Text
Wasiat HB IX: Yogyakarta Kota Republik
"""Yogyakarta menjadi termasyhur oleh karena jiwa kemerdekaannya. Hidupkanlah terus jiwa kemerdekaannya itu."" Spenggal guratan itulah yang ditulis Sukarno pada 28 Desember 1949 di lapangan terbang Maguwo, Yogyakarta. Tepat sehari setelah momen penyerahan kedaulatan dari Belanda ke Indonesia. Terlihat, begitu dalam kesan Sukarno pada masyarakat Yogyakarta, yang rela menjadi benteng terakhir kemerdekaan Indonesia. Selama Pemerintah Pusat berkantor di Yogya, Sultan HB IX bersama Paku Alam VIII menyediakan semua fasilitas, termasuk menggaji pejabat teras Indonesia. Belum lagi menghibahkan enam juta gulden sebagai modal awal Sukarno dan kabinetnya menjalankan roda pemerintahan.
Inilah yang disebut pengorbanan tanpa pamrih. Ketika agresi militer II berlangsung, Belanda menawarkan jawbatan ""Super Wali Negeri"" atas Jawa dan Madura pada Sultan HB IX. Raja Jawa ini pun tegas menolak. Sejarah pasti akan bercerita lain seandainya Sultan menerima tawaran itu.

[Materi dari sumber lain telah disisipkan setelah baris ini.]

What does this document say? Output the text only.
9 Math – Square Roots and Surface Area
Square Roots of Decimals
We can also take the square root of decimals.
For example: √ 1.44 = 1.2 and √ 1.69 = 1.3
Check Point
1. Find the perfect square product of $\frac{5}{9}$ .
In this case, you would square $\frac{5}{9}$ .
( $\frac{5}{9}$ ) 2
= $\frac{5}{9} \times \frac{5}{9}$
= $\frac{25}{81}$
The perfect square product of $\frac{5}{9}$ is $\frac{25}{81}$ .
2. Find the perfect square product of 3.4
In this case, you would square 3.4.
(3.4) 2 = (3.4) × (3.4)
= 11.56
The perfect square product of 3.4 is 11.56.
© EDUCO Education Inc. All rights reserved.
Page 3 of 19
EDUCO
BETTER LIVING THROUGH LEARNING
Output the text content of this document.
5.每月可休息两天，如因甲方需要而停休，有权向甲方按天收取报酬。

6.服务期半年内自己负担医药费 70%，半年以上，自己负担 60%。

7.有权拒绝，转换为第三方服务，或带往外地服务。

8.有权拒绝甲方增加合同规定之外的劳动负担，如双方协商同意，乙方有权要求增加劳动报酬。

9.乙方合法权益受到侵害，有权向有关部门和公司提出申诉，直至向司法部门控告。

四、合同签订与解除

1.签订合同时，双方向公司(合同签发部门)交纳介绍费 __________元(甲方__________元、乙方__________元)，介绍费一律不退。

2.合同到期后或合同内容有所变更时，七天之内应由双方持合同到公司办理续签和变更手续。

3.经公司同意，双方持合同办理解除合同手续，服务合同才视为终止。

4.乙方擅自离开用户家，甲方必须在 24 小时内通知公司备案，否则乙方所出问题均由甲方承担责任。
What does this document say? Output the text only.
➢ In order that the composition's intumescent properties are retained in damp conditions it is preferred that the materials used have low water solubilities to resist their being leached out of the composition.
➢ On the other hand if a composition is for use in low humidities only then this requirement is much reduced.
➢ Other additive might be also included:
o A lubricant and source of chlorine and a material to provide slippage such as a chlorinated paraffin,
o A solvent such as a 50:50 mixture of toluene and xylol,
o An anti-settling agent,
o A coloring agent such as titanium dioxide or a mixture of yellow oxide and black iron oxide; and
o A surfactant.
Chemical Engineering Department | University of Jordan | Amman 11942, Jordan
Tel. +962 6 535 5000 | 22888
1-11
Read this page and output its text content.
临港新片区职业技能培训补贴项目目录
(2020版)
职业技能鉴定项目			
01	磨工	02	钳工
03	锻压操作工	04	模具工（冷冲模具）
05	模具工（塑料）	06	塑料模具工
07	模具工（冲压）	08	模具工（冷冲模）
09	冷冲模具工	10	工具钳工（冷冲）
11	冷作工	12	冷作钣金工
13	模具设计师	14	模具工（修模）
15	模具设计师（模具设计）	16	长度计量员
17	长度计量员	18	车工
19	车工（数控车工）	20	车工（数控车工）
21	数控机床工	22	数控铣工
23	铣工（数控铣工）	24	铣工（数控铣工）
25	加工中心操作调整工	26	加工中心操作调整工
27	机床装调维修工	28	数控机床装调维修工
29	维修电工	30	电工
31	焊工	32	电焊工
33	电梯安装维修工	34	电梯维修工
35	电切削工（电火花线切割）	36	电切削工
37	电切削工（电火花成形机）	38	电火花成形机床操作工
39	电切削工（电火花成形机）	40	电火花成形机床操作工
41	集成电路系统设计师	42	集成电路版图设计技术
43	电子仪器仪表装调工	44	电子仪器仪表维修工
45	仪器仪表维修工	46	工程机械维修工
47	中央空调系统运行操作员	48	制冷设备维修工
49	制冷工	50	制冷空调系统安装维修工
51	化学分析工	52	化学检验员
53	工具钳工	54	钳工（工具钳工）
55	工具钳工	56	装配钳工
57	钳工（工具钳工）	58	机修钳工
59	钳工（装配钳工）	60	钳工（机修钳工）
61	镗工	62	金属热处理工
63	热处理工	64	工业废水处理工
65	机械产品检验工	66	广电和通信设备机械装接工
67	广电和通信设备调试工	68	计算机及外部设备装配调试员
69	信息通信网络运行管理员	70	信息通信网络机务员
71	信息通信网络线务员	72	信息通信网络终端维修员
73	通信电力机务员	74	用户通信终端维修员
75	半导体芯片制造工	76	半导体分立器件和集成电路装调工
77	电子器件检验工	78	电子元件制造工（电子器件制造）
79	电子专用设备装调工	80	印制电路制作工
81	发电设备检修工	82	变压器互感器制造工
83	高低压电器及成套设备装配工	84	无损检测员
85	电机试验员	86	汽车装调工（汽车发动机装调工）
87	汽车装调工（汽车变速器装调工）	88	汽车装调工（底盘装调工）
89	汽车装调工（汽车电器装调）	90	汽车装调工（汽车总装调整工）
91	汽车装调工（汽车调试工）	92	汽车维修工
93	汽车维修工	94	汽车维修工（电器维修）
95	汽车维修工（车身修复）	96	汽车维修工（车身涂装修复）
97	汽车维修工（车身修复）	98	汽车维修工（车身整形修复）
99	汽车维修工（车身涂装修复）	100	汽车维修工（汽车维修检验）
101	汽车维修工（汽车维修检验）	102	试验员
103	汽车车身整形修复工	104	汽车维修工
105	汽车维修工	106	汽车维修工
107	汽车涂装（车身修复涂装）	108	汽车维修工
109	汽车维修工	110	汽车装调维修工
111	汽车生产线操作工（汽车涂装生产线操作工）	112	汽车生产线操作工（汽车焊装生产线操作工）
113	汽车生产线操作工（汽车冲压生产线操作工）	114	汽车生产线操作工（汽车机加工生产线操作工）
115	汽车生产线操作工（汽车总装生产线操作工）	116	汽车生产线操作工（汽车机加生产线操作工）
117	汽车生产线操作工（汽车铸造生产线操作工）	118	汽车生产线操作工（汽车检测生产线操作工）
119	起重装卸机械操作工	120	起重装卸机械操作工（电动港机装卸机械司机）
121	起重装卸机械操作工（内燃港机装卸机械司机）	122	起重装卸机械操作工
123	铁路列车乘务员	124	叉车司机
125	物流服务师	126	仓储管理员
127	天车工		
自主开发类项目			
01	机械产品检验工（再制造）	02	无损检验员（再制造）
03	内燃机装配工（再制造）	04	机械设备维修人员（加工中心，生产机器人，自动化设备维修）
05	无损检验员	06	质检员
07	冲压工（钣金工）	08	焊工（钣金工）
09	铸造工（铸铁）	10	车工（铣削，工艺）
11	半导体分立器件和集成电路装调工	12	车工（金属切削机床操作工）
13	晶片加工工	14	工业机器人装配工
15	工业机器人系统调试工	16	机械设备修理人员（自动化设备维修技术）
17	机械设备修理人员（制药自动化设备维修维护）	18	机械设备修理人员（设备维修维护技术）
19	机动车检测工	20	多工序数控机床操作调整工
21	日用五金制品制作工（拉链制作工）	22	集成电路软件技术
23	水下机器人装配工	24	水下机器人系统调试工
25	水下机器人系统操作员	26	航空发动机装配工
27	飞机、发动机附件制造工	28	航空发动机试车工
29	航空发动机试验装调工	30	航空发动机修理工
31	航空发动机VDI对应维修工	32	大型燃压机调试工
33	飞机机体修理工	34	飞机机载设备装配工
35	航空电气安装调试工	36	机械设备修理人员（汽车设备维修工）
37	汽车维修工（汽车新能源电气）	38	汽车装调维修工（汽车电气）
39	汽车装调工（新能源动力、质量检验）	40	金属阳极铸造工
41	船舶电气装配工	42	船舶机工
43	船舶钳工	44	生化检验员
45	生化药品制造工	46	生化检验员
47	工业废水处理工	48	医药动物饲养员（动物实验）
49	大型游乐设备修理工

Sultan HB IX bertekad untuk berintegrasi dan menyerahkan wilayah kekuasaannya pada NKRI. Negosiasi antara Sultan HB IX dan PA VIII dengan Presiden Sukarno itulah yang akhirnya melahirkan status keistimewaan Yogyakarta yang ditegaskan dalam Amanat 5 September 1945. Ironisnya, pada masa rezim Soeharto, status keistimewaan ini nyaris dihapus. Polemik serupa kini kembali terulang. Di era kepemimpinan Presiden Susilo Bambang Yudhoyono, keistimewaan Yogyakarta lagi-lagi digoyang atas dalih demokrasi. Sultan HB IX yang dikenal memiliki daya linuwih sudah paham gonjang-ganjing ini bakal terjadi. Sebelum wafat, ia berwasiat pada Sultan HB X dan mengamanahkan kepada penulis untuk menjelaskan sejarah keistimewaan Yogyakarta kepada publik. Di buku iniliah, wasiat Sultan HB IX itu diuraikan."